Türk arkadaşları bir cemile olsun diye delikanlıya bir kurban kesip kızın ailesine götürmesinin iyi olacağını öğütlerler. Kurban kesmeyi de canla başla üstlenir genç. Ancak kurban kesmeyi bilmemektedir. Bir Alman kasaba gider, kurban kesivermesini ricâ eder. Alman kasap "Bizim kesimlerimiz sizinkine uymaz. Sen en iyisi bir Müslüman kişiye kestir" der. O an için kurbanı kesecek birini bulamaz. "Sen kes" derler. Alman, "Tamam, kesmesine keserim de yüzmesini beceremem" diye karşılık verir. "Kesmeye bir başla hele. Allah kerim, buluruz bir yüzecek kişi" derler. Hayvan getirilir, Alman bıçağı hayvanın boynuna çalar çalmayı, ama ayakları tam bağlanmayan hayvan çırpınınca Alman'ın üstü başı kan içinde kalır. Hayvanın çırpındığını görür görmez de kanlı bıçaklı halde hemen ilerde oturmakta olan Türklerin yanına koşar, hayvanı kesivermeleri maksadıyla "İçinizde bir Müslüman yok mu?" diye sorar. Kanlı bıçaklı genci gören Türklerin rengi kaçar, bıçakla üzerlerine saldıracağını zannedip herbiri, "Ben Müslüman değilim" der ve köşede oturmakta olan imam efendiyi gösterirler. "İşte bu imam, hayvan kesmeyi iyi bilir" derler. İmam da korkusundan, "Ben de Müslüman değilim" demez mi? Arkadaşları çıkışırlar: "Yani sen Müslüman değil misin şimdi?" İmam ileri atılır, "Kim söyledi benim Müslüman olduğumu size?" der. Korku belâsına hiçbiri Müslüman oldukları halde Müslüman olduklarını söyleyemezler.

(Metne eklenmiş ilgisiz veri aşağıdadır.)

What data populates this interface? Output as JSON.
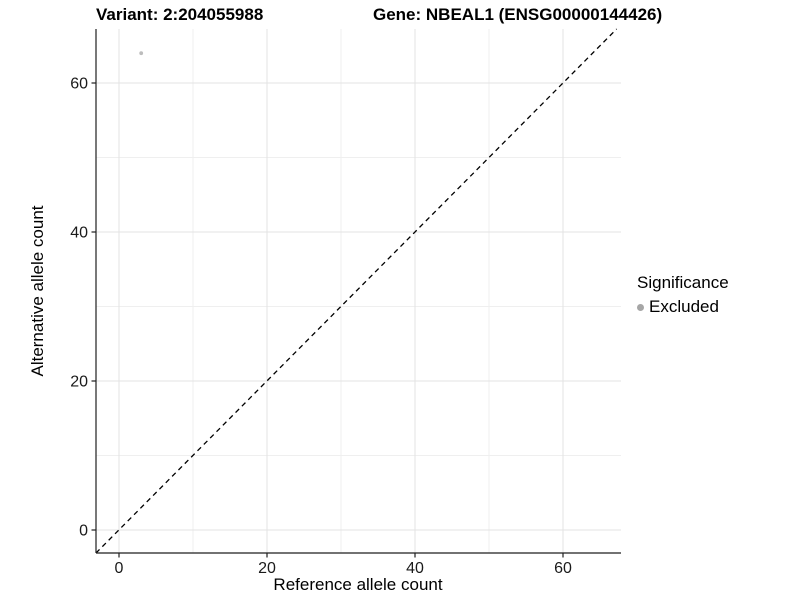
{
  "header": {
    "title_left": "Variant: 2:204055988",
    "title_right": "Gene: NBEAL1 (ENSG00000144426)"
  },
  "legend": {
    "title": "Significance",
    "items": [
      {
        "label": "Excluded",
        "color": "#a6a6a6"
      }
    ]
  },
  "chart_data": {
    "type": "scatter",
    "title_left": "Variant: 2:204055988",
    "title_right": "Gene: NBEAL1 (ENSG00000144426)",
    "xlabel": "Reference allele count",
    "ylabel": "Alternative allele count",
    "x_ticks": [
      0,
      20,
      40,
      60
    ],
    "y_ticks": [
      0,
      20,
      40,
      60
    ],
    "minor_grid_x": [
      10,
      30,
      50
    ],
    "minor_grid_y": [
      10,
      30,
      50
    ],
    "xlim": [
      -3.1,
      67.9
    ],
    "ylim": [
      -3.1,
      67.2
    ],
    "grid": "on",
    "legend_position": "right",
    "series": [
      {
        "name": "Excluded",
        "color": "#bdbdbd",
        "points": [
          {
            "x": 3,
            "y": 64
          }
        ]
      }
    ],
    "reference_line": {
      "type": "identity y=x",
      "style": "dashed",
      "color": "#000000"
    }
  },
  "colors": {
    "major_grid": "#e3e3e3",
    "minor_grid": "#efefef",
    "axis_line": "#1f1f1f",
    "tick_label": "#1a1a1a"
  }
}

Yaşanan bu olay bize Hacı Bayram-ı Veliyle ilgili bir hadiseyi hatırlattı. Zamanın hükümdarı Hacı Bayram-ı Velinin müritlerinin çokluğundan, gücünden korkar ve Hacı Bayram-ı Veliye, "Senin şu kadar müridin varmış" diye korkusunu dile getirir. "Korkmayın hükümdarım" der büyük veli. "Sandığınız gibi değil. Benim ancak bir buçuk müridim var, isterseniz deneyelim" der. Müritlerini bir meydanda toplar, bir çadır kurdurup bir de hayvan kestirir, kanını da meydana akıtır. Sonra da müritlerini bir bir çağırıp her gelene kanı gösterip kendisini seven müritlerini kurban ettiğini söyler. Yüzlerce, binlerce müritten bir erkekle bir kadın ortaya çıkar. "Efendimiz sizin için canımız fedâ olsun. Buyrun bizi de kesin" derler. Diğerleri ise kaçar. Hacı Bayram-ı Veli, "Gördünüz mü hükümdarım," der. "Demedim mi size benim bir buçuk müridim var" diye. "Korkmanıza gerek yok." Ve hükümdar rahatlar.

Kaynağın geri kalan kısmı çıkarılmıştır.